SQLite format itself is not very simple, because it is a database file format in...

SyrupThinker · 2025-05-26T17:05:45 1748279145

Yes, the limits are important to keep in mind, I should have contextualized that before.

For my case it happened to work out because it was a CDC based deduplicating format that compressed batches of chunks. Lots of flexibility with working within the limits given that.

The primary goal here was also making the reader as simple as possible whilst still having decent performance.

I think my workload is very unfair towards (typical) compressing archivers: small incremental additions, needs random access, indeed frequent incompressible files, at least if seen in isolation.

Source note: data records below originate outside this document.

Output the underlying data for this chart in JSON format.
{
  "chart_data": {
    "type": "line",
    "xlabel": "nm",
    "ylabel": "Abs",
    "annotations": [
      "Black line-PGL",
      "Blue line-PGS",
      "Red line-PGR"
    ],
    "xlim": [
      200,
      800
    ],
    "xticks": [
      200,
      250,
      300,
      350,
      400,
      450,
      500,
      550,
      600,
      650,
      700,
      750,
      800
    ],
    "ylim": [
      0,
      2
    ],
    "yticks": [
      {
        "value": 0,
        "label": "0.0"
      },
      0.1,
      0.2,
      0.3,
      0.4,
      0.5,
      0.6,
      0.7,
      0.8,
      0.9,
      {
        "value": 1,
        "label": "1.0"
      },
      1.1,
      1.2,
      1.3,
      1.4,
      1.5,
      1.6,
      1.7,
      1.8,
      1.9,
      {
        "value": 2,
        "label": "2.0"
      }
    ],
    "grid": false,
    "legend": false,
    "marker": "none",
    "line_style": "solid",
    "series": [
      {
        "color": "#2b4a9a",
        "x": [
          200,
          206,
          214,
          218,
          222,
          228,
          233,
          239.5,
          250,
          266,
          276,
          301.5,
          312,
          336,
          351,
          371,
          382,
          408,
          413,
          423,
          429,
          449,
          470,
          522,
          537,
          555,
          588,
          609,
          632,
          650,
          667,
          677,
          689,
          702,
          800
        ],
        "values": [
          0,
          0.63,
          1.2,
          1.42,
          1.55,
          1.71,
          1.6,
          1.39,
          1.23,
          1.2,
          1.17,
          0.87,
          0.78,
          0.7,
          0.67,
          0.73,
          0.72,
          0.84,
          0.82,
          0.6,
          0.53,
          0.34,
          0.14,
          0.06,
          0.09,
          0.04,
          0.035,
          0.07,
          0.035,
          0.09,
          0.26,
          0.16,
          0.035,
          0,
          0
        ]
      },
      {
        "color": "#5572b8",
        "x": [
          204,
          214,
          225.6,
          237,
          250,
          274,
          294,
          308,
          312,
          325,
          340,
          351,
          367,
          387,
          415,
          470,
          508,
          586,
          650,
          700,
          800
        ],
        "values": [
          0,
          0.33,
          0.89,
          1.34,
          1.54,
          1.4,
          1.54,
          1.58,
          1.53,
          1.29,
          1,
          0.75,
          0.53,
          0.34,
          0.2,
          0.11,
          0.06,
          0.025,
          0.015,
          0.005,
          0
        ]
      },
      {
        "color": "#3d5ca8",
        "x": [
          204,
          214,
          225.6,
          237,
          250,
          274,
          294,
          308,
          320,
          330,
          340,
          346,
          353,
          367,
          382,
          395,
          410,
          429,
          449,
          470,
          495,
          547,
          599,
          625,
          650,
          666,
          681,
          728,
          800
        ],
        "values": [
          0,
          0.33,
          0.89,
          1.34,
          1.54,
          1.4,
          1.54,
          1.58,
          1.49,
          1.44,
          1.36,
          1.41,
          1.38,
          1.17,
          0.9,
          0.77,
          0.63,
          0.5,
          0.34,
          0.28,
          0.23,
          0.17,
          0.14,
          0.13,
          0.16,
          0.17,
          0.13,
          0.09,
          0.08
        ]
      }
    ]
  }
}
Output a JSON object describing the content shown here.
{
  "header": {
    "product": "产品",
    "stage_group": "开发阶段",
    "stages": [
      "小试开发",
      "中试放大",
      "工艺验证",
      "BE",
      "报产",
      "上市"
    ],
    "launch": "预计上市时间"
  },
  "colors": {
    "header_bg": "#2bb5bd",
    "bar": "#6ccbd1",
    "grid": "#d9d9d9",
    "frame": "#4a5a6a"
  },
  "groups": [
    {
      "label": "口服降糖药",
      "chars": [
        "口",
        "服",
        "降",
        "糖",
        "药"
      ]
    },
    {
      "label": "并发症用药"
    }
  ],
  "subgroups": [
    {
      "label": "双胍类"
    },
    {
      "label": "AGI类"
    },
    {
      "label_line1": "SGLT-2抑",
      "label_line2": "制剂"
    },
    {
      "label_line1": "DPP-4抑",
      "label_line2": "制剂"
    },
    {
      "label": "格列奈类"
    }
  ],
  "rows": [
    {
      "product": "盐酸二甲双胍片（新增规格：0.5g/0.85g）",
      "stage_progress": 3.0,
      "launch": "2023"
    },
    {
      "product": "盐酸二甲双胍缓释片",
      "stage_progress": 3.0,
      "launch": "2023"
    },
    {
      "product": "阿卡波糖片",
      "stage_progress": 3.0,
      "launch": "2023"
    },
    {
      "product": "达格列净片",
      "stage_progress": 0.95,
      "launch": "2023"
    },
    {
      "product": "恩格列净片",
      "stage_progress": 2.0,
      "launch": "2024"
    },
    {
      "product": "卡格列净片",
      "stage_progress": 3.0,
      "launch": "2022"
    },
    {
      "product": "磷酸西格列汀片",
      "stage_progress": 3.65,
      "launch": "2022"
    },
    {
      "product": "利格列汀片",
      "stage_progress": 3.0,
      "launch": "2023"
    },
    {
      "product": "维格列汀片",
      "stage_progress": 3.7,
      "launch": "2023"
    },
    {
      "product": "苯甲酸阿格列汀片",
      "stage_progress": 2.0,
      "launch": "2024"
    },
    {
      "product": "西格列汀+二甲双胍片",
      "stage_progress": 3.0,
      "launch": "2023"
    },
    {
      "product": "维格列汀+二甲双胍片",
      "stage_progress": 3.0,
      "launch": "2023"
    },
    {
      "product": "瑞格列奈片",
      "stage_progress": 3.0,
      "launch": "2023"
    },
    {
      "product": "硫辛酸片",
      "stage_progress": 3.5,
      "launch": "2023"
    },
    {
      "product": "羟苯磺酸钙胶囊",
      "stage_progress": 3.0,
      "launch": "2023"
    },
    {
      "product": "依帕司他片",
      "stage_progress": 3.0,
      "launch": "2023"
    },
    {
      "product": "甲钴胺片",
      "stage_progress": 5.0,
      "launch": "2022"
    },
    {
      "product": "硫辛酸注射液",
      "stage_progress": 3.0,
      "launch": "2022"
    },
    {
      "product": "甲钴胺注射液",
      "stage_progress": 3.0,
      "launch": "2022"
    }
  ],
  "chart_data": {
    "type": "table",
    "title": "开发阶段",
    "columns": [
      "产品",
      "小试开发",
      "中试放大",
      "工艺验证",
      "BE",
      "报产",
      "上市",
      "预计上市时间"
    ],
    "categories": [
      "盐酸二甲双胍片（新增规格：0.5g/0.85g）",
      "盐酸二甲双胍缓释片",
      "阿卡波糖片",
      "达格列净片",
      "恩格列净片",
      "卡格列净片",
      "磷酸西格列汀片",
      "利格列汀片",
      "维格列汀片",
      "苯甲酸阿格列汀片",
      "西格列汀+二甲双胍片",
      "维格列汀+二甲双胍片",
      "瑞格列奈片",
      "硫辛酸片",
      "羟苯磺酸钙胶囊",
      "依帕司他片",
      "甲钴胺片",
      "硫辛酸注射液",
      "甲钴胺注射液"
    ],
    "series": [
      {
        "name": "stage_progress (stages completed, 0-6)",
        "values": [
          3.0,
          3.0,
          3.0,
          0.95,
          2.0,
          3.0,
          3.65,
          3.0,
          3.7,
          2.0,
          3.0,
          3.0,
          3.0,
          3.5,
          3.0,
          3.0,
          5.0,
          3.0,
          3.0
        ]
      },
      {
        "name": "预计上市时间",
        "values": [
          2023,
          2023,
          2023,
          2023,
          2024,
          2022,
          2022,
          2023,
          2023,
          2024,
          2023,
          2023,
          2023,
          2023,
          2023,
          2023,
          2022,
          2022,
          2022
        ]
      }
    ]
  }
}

I've really brought up 7z because it is good at what it does, it is just (ironically) too flexible for what was needed. There probably some way of getting it to perform way better here.

zpack is probably a better comparison in terms of functionality, but I didn't want to assume familiarity with that one. (Also I can't really keep up with it, my solution is not tweaked to that level, even ignoring the SQLite overhead)

duskwuff · 2025-05-26T03:30:37 1748230237

BLOBs support random access - the handles aren't stateful. https://www.sqlite.org/c3ref/blob_read.html

You're right that their size is limited, though, and it's actually worse than you even thought (1 GB).

lifthrasiir · 2025-05-26T05:04:31 1748235871

My statement wasn't precise enough, you are correct that random access API is provided. But it is ultimately connected to the `accessPayload` function in btree.c which comment mentions that:

    ** The content being read or written might appear on the main page
    ** or be scattered out on multiple overflow pages.

In the other words, the API can read from multiple scattered pages unknowingly to the caller. That said I see this can be considered enough for being random accessible, as the underlying file system would use similarly structured indices behind the scene anyway... (But modern file systems do have consecutively allocated pages for performance.)